Flying on clouds
The first source mentioning clouds as a mode of transportation of the Jewish people to the Land of Israel is the prophet Daniel.
The first source mentioning clouds as a mode of transportation of the Jewish people to the Land of Israel is the prophet Daniel (7:13): “I saw in the visions of the night, and behold with the clouds of the heaven, one like a man was coming, and he came up to the Ancient of Days and was brought before Him.” Rashi explains that this man is Moshiach (the Messiah) who judges the nations.
Another source is the Talmud (Sanhedrin 98a) where two scenarios for Moshiach’s appearance are cited: if the Jews are meritorious, he will arrive on a heavenly cloud, if not, he will come as a poor man riding a donkey.
In Yalkut Shimoni (Isaiah 503) it says that just like during the Exodus from Egypt, when the A-mighty led the Jewish people with the Clouds of Glory (Exodus 19:4) “You have seen what I did to the Egyptians, and [how] I bore you on eagles' wings, and I brought you to Me.”, He will likewise do so in the future (Isaiah 60:8) – “Who are these that fly like a cloud?” Understandably, the reference here is to all Jews.

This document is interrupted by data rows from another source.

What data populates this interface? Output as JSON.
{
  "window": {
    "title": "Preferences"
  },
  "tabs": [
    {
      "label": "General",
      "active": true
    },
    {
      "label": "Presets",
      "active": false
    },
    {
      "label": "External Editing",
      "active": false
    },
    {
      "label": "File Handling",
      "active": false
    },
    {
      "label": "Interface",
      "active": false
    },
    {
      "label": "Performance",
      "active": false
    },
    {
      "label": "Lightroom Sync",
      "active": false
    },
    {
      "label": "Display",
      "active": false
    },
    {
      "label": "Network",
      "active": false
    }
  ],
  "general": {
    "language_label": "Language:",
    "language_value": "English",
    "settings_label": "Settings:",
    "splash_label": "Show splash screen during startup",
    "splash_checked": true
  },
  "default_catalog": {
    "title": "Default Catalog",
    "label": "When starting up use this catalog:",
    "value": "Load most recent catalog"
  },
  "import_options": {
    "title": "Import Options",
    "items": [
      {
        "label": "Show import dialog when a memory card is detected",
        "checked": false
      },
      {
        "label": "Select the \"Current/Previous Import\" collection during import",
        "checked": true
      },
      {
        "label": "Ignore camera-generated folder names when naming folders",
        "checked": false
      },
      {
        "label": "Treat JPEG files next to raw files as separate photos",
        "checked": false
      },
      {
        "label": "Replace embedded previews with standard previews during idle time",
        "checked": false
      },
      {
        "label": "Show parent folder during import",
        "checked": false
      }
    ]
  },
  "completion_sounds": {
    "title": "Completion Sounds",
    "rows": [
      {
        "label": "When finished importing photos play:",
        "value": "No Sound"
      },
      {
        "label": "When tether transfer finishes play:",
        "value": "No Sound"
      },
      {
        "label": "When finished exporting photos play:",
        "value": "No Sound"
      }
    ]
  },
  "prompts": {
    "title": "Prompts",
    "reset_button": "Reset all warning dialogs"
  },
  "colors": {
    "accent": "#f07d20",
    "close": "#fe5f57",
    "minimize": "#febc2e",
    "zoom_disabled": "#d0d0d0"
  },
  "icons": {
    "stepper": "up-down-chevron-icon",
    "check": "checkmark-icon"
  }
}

In the Talmud (Baba Basra 75a) it says that in the future, G-d will raise Jerusalem to a height of approximately 10 miles, as it says (Zechariah 14:10): “But it [Jerusalem] will be elevated high and remain in its old place.”
When the Temple stood, the Jewish would go there three times a year. In Psikta Rabati it says that after the Redemption, this will occur much more frequently.
As the prophet says (Isaiah 66:23): “And it shall be from new moon to new moon and from Sabbath to Sabbath, that all flesh shall come to prostrate themselves before Me," says the Lord.”
The Lubavitcher Rebbe Shlita King Moshiach explains (Maamarim 5737, pp. 299-300) that even Moshiach’s coming on Shabbat would not be problematic from the standpoint of laws regarding traveling within the maximally allowable distance.